In [1]:
from random import randint
import numpy as np

# Build environment and agent

In [31]:
class State(object):
    def __init__(self, representation, actions, persistent=True) -> None:
        self.representation = representation
        self.actions = actions
        self.transitions = {'null': ([self], np.ones(1))} if persistent else {}

    def __repr__(self):
        return f'State {self.representation}'


class MonsterTaskEnv(object):
    def __init__(self, states, agent, init_state_ind=0) -> None:
        self.states = states
        self.state = states[init_state_ind]
        self.agent = agent
        self.agent.env = self

    def transition(self, action):
        new_states, probas = self.state.transitions[action]
        new_state = np.random.choice(new_states, size=1, p=probas)[0]
        self.state = new_state
        return new_state


class Agent(object):
    def __init__(self, actions, env=None) -> None:
        self.env = env
        self.actions = actions
        self.policy = None

    def generate_responses(self, state):
        # Responses
        return list(set(state.actions).intersection(self.actions))

    def generate_predictions(self, state, responses):
        # Predictions should be a probability distribution over next states
        predictions = {}
        for response in responses:
            predictions[response] = (state.transitions[response])
        return None

    def choose_response(self, responses, predictions):
        # For now, ignore predictions and choose randomly
        if len(responses) > 1:
            return responses[randint(0, len(responses) - 1)]
        else:
            return responses[0]

    def learn(self, *args):
        # Here, the agent should update its models or response tendencies.
        pass

    def step(self, auto):
        if not auto:
            usr_inp = input('Press enter to continue')
            if usr_inp == 'exit':
                return False
        state = self.env.state
        responses = self.generate_responses(state)
        predictions = self.generate_predictions(state, responses)
        choice = self.choose_response(responses, predictions)
        new_state = self.env.transition(choice)
        self.learn(state, responses, predictions, choice, new_state)
        return True

    def go(self, timesteps, auto=True):
        for t in range(timesteps):
            print(f'Step {t}')
            if not self.step(auto):
                break

    def give_control(self, max_timesteps):
        for i in range(max_timesteps):
            state = self.env.state
            responses = self.generate_responses(state)
            
            response = '...'
            if state.representation[0] == 1:
                print(f'Choose monster family {responses}')
            elif state.representation[0] == 2:
                print(f'What does this monster like to eat? {responses}\nFamily {state.representation[1]}, {state.representation[2:4]}')
            elif state.representation[0] == 3:
                if state.representation[-1] == 1:
                    print('Correct!')
                if state.representation[-1] == 2:
                    print('Incorrect!')
                response = 'null'
            while response not in responses:
                response = input()
                if response == 'exit':
                    break
            self.env.transition(response)

            

# Define states

## Explanation

There are three kinds of states in the environment, each characterized by a unique, yet semantically meaningful representation, and a set of actions available. Each state is represented by a 5-element vector where each element encodes some qualitative information about the state.

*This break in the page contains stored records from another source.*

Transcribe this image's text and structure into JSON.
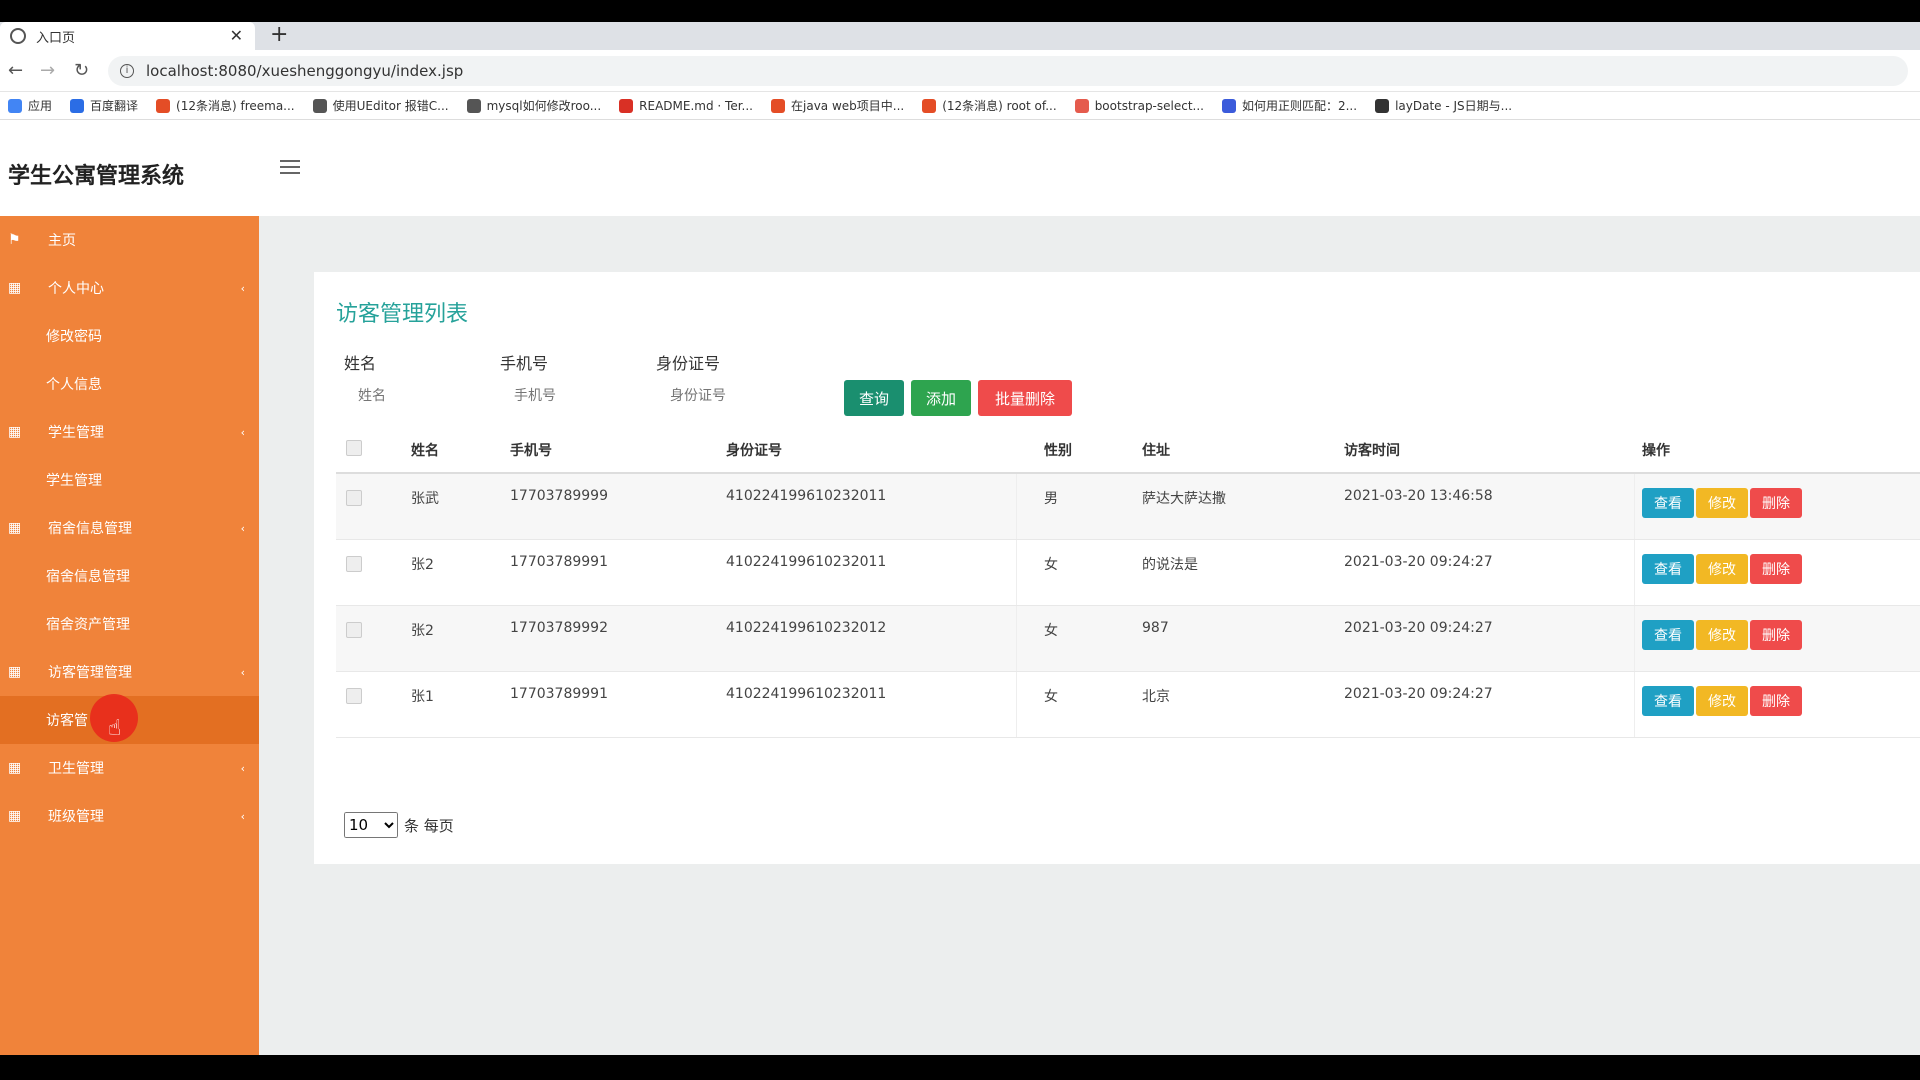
{
  "browser": {
    "tab_title": "入口页",
    "url": "localhost:8080/xueshenggongyu/index.jsp",
    "bookmarks": [
      {
        "label": "应用",
        "color": "#4285f4"
      },
      {
        "label": "百度翻译",
        "color": "#2b6de5"
      },
      {
        "label": "(12条消息) freema...",
        "color": "#e44d26"
      },
      {
        "label": "使用UEditor 报错C...",
        "color": "#555555"
      },
      {
        "label": "mysql如何修改roo...",
        "color": "#555555"
      },
      {
        "label": "README.md · Ter...",
        "color": "#d93025"
      },
      {
        "label": "在java web项目中...",
        "color": "#e44d26"
      },
      {
        "label": "(12条消息) root of...",
        "color": "#e44d26"
      },
      {
        "label": "bootstrap-select...",
        "color": "#e55b4d"
      },
      {
        "label": "如何用正则匹配：2...",
        "color": "#3b5bdb"
      },
      {
        "label": "layDate - JS日期与...",
        "color": "#333333"
      }
    ]
  },
  "app": {
    "title": "学生公寓管理系统"
  },
  "sidebar": {
    "items": [
      {
        "label": "主页",
        "type": "top",
        "icon": "flag-icon"
      },
      {
        "label": "个人中心",
        "type": "group",
        "icon": "grid-icon"
      },
      {
        "label": "修改密码",
        "type": "sub"
      },
      {
        "label": "个人信息",
        "type": "sub"
      },
      {
        "label": "学生管理",
        "type": "group",
        "icon": "grid-icon"
      },
      {
        "label": "学生管理",
        "type": "sub"
      },
      {
        "label": "宿舍信息管理",
        "type": "group",
        "icon": "grid-icon"
      },
      {
        "label": "宿舍信息管理",
        "type": "sub"
      },
      {
        "label": "宿舍资产管理",
        "type": "sub"
      },
      {
        "label": "访客管理管理",
        "type": "group",
        "icon": "grid-icon"
      },
      {
        "label": "访客管",
        "type": "sub",
        "active": true
      },
      {
        "label": "卫生管理",
        "type": "group",
        "icon": "grid-icon"
      },
      {
        "label": "班级管理",
        "type": "group",
        "icon": "grid-icon"
      }
    ]
  },
  "panel": {
    "title": "访客管理列表",
    "search": {
      "name_label": "姓名",
      "name_placeholder": "姓名",
      "phone_label": "手机号",
      "phone_placeholder": "手机号",
      "id_label": "身份证号",
      "id_placeholder": "身份证号",
      "query": "查询",
      "add": "添加",
      "batch_delete": "批量删除"
    },
    "table": {
      "headers": {
        "name": "姓名",
        "phone": "手机号",
        "id": "身份证号",
        "gender": "性别",
        "address": "住址",
        "time": "访客时间",
        "ops": "操作"
      },
      "rows": [
        {
          "name": "张武",
          "phone": "17703789999",
          "id": "410224199610232011",
          "gender": "男",
          "address": "萨达大萨达撒",
          "time": "2021-03-20 13:46:58"
        },
        {
          "name": "张2",
          "phone": "17703789991",
          "id": "410224199610232011",
          "gender": "女",
          "address": "的说法是",
          "time": "2021-03-20 09:24:27"
        },
        {
          "name": "张2",
          "phone": "17703789992",
          "id": "410224199610232012",
          "gender": "女",
          "address": "987",
          "time": "2021-03-20 09:24:27"
        },
        {
          "name": "张1",
          "phone": "17703789991",
          "id": "410224199610232011",
          "gender": "女",
          "address": "北京",
          "time": "2021-03-20 09:24:27"
        }
      ],
      "actions": {
        "view": "查看",
        "edit": "修改",
        "delete": "删除"
      }
    },
    "pager": {
      "page_size": "10",
      "suffix": "条 每页"
    }
  },
  "colors": {
    "sidebar": "#f0833a",
    "title": "#26a29a",
    "query": "#1a8f6f",
    "add": "#2ea44f",
    "danger": "#ef4b4b",
    "view": "#1fa0c4",
    "edit": "#f2b824"
  }
}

For example, the choice state, represented as a vector `[1, 0, 0, 0, 0]`. The `1` in the first position indicates that this is the choice stage and 0 values in other positions indicate that the features characterizing other states are absent in this state. There are 4 actions available in this state: `a1`, `a2`, `a3`, and `a4`. These actions correspond to family choices and each of them leads to a different set of states.

For example, action `a1` leads to one of the states that have `2` in the first position, and `1` in the second position, e.g., `[2, 1, 3, 5, 0]`. The leading `2` encodes the fact that the state is a guess state (not a choice state), and values in the 3rd and 4th positions encode the features of a particular stimulus (monster) presented to the agent. Each of the guess states have two actions whereby all guess states presenting monsters from the same family have the same pair of actions (the same food choices). 

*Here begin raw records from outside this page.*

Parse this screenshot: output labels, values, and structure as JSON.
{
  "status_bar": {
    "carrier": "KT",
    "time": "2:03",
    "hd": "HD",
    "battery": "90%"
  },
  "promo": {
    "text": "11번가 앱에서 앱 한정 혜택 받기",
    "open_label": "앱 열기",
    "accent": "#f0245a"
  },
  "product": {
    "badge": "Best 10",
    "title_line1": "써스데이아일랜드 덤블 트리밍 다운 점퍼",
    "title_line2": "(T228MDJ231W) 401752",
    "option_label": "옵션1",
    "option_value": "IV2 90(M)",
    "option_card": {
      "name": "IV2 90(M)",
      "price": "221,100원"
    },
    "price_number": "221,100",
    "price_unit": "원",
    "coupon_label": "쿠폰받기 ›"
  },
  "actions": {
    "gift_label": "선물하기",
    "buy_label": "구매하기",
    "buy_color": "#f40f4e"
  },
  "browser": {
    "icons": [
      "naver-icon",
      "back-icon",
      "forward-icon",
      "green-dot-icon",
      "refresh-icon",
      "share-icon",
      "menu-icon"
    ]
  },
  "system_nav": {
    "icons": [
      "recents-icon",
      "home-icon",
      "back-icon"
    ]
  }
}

The last example state `[2, 1, 3, 5, 0]` has actions `f11` and `f12` corresponding to two food choices. Each action, depending on the rule, leads to the third type of state, the feedback state, which can be either `[3, 0, 0, 0, 1]` for a positive feedback or `[3, 0, 0, 0, 1]` for the negative feedback. As you can see, the states differ semantically, but there is nothing inherently positive or negative about any particular state. The feedback states both have a null action `null` that inadvertently leads to the choice state. The `null` action is present in all other states, but in these cases, it results in an "autotransition" so that the state does not change.

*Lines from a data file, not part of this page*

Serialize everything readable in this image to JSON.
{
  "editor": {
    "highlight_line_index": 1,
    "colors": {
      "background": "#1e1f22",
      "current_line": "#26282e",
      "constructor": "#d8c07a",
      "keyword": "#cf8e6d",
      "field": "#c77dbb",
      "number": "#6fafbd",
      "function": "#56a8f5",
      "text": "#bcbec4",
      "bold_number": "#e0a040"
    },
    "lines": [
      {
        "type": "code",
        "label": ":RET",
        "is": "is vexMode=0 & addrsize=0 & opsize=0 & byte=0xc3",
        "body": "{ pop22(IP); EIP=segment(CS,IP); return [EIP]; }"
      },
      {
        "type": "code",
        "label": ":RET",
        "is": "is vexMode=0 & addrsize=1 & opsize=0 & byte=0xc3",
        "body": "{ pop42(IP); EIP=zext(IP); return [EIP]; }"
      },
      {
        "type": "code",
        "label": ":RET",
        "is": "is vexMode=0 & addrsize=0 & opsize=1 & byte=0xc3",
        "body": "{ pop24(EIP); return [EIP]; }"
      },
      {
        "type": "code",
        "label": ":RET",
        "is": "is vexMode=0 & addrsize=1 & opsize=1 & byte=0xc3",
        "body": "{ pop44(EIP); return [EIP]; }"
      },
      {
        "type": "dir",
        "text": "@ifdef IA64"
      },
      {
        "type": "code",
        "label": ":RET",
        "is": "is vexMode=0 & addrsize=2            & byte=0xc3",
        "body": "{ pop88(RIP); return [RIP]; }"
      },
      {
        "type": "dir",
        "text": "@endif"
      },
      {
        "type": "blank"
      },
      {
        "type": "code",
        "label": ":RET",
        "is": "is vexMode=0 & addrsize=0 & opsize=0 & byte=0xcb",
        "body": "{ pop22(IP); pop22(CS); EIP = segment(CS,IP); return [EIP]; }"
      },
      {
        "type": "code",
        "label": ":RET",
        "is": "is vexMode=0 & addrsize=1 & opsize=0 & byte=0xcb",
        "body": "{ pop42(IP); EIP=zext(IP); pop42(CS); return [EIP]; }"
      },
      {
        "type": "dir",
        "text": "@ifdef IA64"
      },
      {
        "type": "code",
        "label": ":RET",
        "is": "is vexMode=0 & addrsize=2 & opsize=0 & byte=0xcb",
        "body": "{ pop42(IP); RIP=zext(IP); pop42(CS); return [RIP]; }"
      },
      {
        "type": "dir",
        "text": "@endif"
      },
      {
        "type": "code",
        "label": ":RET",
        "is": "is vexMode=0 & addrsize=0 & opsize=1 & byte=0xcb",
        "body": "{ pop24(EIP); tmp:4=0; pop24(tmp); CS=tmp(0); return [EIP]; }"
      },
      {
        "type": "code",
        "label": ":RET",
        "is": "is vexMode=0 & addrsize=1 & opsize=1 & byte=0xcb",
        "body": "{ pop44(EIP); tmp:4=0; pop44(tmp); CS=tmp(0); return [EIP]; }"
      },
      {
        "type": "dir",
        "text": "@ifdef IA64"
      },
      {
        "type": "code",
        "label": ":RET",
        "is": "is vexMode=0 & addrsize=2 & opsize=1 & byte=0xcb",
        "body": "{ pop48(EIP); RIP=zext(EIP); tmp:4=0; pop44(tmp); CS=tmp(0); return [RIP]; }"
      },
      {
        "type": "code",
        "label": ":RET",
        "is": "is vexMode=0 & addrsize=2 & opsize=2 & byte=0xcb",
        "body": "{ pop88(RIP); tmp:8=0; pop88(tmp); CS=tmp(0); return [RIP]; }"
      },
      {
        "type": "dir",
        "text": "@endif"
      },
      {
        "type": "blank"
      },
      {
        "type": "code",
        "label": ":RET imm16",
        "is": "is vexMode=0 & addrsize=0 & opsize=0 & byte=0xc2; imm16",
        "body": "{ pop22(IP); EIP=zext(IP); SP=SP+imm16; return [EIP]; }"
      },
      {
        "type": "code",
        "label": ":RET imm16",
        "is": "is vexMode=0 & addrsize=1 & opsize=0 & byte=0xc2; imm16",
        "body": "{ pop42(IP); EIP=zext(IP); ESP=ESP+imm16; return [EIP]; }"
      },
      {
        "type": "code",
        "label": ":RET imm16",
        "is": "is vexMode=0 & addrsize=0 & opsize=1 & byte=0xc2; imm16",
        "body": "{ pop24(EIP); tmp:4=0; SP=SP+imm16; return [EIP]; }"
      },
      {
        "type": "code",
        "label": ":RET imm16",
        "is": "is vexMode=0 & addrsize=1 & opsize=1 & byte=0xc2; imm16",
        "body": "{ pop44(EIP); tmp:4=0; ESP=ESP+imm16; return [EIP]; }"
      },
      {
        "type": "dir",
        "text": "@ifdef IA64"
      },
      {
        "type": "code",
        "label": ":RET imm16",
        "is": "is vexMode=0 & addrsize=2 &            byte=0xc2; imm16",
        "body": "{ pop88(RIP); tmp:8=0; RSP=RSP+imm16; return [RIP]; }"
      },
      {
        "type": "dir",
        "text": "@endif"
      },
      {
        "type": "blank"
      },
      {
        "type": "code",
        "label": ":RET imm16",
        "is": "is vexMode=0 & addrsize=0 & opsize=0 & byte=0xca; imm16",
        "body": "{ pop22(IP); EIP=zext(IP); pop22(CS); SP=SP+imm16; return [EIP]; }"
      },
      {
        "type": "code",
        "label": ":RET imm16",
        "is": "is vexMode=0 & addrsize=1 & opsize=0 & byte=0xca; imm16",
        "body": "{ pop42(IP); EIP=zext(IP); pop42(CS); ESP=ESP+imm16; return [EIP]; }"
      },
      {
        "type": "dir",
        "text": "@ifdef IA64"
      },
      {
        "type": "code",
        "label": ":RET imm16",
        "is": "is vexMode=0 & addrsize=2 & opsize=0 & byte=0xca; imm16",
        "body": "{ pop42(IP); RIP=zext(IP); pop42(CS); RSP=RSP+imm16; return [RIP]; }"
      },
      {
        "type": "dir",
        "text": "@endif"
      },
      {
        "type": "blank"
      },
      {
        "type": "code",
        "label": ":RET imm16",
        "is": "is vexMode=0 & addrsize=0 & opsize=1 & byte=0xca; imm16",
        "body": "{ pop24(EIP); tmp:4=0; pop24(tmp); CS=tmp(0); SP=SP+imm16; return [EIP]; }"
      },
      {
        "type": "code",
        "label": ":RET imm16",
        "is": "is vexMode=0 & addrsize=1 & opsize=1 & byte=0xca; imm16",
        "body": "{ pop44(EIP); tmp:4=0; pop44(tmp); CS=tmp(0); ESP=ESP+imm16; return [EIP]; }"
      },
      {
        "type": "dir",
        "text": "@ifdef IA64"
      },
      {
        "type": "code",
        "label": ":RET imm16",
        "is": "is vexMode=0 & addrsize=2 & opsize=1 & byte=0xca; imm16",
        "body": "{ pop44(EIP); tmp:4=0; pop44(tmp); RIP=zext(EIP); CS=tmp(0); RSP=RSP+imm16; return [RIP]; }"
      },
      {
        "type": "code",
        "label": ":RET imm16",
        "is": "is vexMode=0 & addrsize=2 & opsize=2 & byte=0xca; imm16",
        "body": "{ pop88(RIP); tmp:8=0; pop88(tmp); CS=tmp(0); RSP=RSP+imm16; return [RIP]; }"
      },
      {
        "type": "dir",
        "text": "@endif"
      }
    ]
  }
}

To simplify things, we can imagine that instead of the feedback states being evaluated by the agent, the environment emits a reward for the agent to process (how it is usually done in RL).

## Code

In [32]:
def xnor(a, b):
    return (a and b) or (not a and not b)


states = []

states += [
    State(representation=np.array([1, 0, 0, 0, 0]), actions=['a1', 'a2', 'a3', 'a4', 'null']),
    State(representation=np.array([3, 0, 0, 0, 1]), actions=['null'], persistent=False),
    State(representation=np.array([3, 0, 0, 0, 2]), actions=['null'], persistent=False)
]

for i in range(1, 7):
    states.append(
        State(representation=np.array([2, 1, i, 3, 0]), actions=['f11', 'f12', 'null']),
    )

for i in range(2, 5):
    actions = [f'f{i}1', f'f{i}2', 'null']
    for j in range(1, 7):
        for k in range(1, 7):
            states.append(
                State(representation=np.array([2, i, j, k, 0]), actions=actions),
            )

# Transitions from choice state
for act in states[0].actions[:-1]:
    to_states = [state for state in states[3:] if state.representation[1] == int(act[-1])]
    states[0].transitions[act] = (to_states, np.ones(len(to_states))/len(to_states))

# Transitions from feedback state
states[1].transitions['null'] = ([states[0]], np.ones(1))
states[2].transitions['null'] = ([states[0]], np.ones(1))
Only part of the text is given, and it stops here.